Le mouvement de l’eau va du potentiel le plus haut vers le potentiel le plus bas (en d’autres termes du moins négatif au plus négatif). La différence de potentiels hydriques entre le sol et les cellules végétales (0,4 MPa) va permettre à l’eau d’aller du sol (-0,1 MPa) vers les cellules racinaires (-0,5 MPa) (Figure 4A). [7]

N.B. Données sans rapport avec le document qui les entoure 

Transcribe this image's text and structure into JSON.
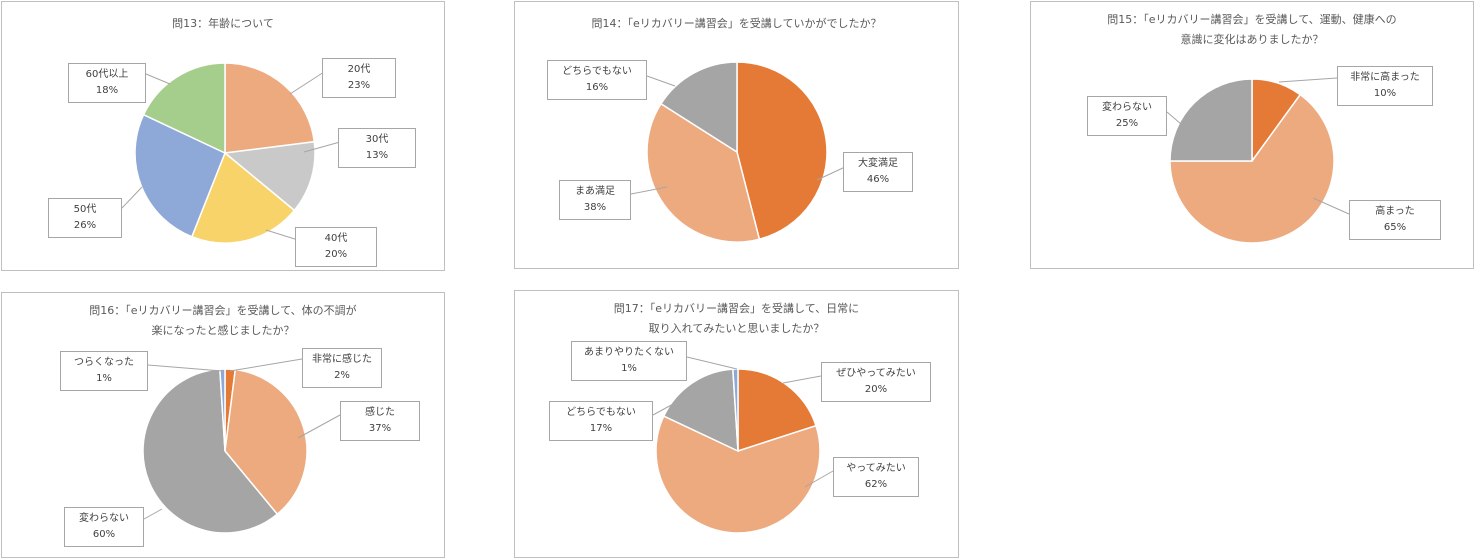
{
  "colors": {
    "orange": "#ed7d31",
    "lightorange": "#ecaa7e",
    "gray": "#a5a5a5",
    "lightgray": "#c9c9c9",
    "yellow": "#f8d36a",
    "blue": "#8ea9d8",
    "green": "#a5cd8b"
  },
  "chart_data": [
    {
      "type": "pie",
      "title": "問13：年齢について",
      "slices": [
        {
          "label": "20代",
          "value": 23,
          "pct_label": "23%",
          "color": "#ecaa7e"
        },
        {
          "label": "30代",
          "value": 13,
          "pct_label": "13%",
          "color": "#c9c9c9"
        },
        {
          "label": "40代",
          "value": 20,
          "pct_label": "20%",
          "color": "#f8d36a"
        },
        {
          "label": "50代",
          "value": 26,
          "pct_label": "26%",
          "color": "#8ea9d8"
        },
        {
          "label": "60代以上",
          "value": 18,
          "pct_label": "18%",
          "color": "#a5cd8b"
        }
      ]
    },
    {
      "type": "pie",
      "title": "問14：「eリカバリー講習会」を受講していかがでしたか？",
      "slices": [
        {
          "label": "大変満足",
          "value": 46,
          "pct_label": "46%",
          "color": "#e57a36"
        },
        {
          "label": "まあ満足",
          "value": 38,
          "pct_label": "38%",
          "color": "#ecaa7e"
        },
        {
          "label": "どちらでもない",
          "value": 16,
          "pct_label": "16%",
          "color": "#a5a5a5"
        }
      ]
    },
    {
      "type": "pie",
      "title": "問15：「eリカバリー講習会」を受講して、運動、健康への意識に変化はありましたか？",
      "title_lines": [
        "問15：「eリカバリー講習会」を受講して、運動、健康への",
        "意識に変化はありましたか？"
      ],
      "slices": [
        {
          "label": "非常に高まった",
          "value": 10,
          "pct_label": "10%",
          "color": "#e57a36"
        },
        {
          "label": "高まった",
          "value": 65,
          "pct_label": "65%",
          "color": "#ecaa7e"
        },
        {
          "label": "変わらない",
          "value": 25,
          "pct_label": "25%",
          "color": "#a5a5a5"
        }
      ]
    },
    {
      "type": "pie",
      "title": "問16：「eリカバリー講習会」を受講して、体の不調が楽になったと感じましたか？",
      "title_lines": [
        "問16：「eリカバリー講習会」を受講して、体の不調が",
        "楽になったと感じましたか？"
      ],
      "slices": [
        {
          "label": "非常に感じた",
          "value": 2,
          "pct_label": "2%",
          "color": "#e57a36"
        },
        {
          "label": "感じた",
          "value": 37,
          "pct_label": "37%",
          "color": "#ecaa7e"
        },
        {
          "label": "変わらない",
          "value": 60,
          "pct_label": "60%",
          "color": "#a5a5a5"
        },
        {
          "label": "つらくなった",
          "value": 1,
          "pct_label": "1%",
          "color": "#8ea9d8"
        }
      ]
    },
    {
      "type": "pie",
      "title": "問17：「eリカバリー講習会」を受講して、日常に取り入れてみたいと思いましたか？",
      "title_lines": [
        "問17：「eリカバリー講習会」を受講して、日常に",
        "取り入れてみたいと思いましたか？"
      ],
      "slices": [
        {
          "label": "ぜひやってみたい",
          "value": 20,
          "pct_label": "20%",
          "color": "#e57a36"
        },
        {
          "label": "やってみたい",
          "value": 62,
          "pct_label": "62%",
          "color": "#ecaa7e"
        },
        {
          "label": "どちらでもない",
          "value": 17,
          "pct_label": "17%",
          "color": "#a5a5a5"
        },
        {
          "label": "あまりやりたくない",
          "value": 1,
          "pct_label": "1%",
          "color": "#8ea9d8"
        }
      ]
    }
  ]
}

Lorsque le sol est contaminé par une solution saline à 150 mM NaCl, cette différence de potentiels hydriques se réduit à 0,1 MPa (Figure 4B). Or cette différence de potentiel hydrique est l’une des forces motrices des flux d’eau au travers de la membrane cellulaire. On peut estimer qu’en dehors de toute réponse cellulaire adaptative à la salinité, ce moteur est 4 fois moins efficace pour transférer l’eau du sol vers l’intérieur des racines en conditions de salinité par rapport à la condition normale !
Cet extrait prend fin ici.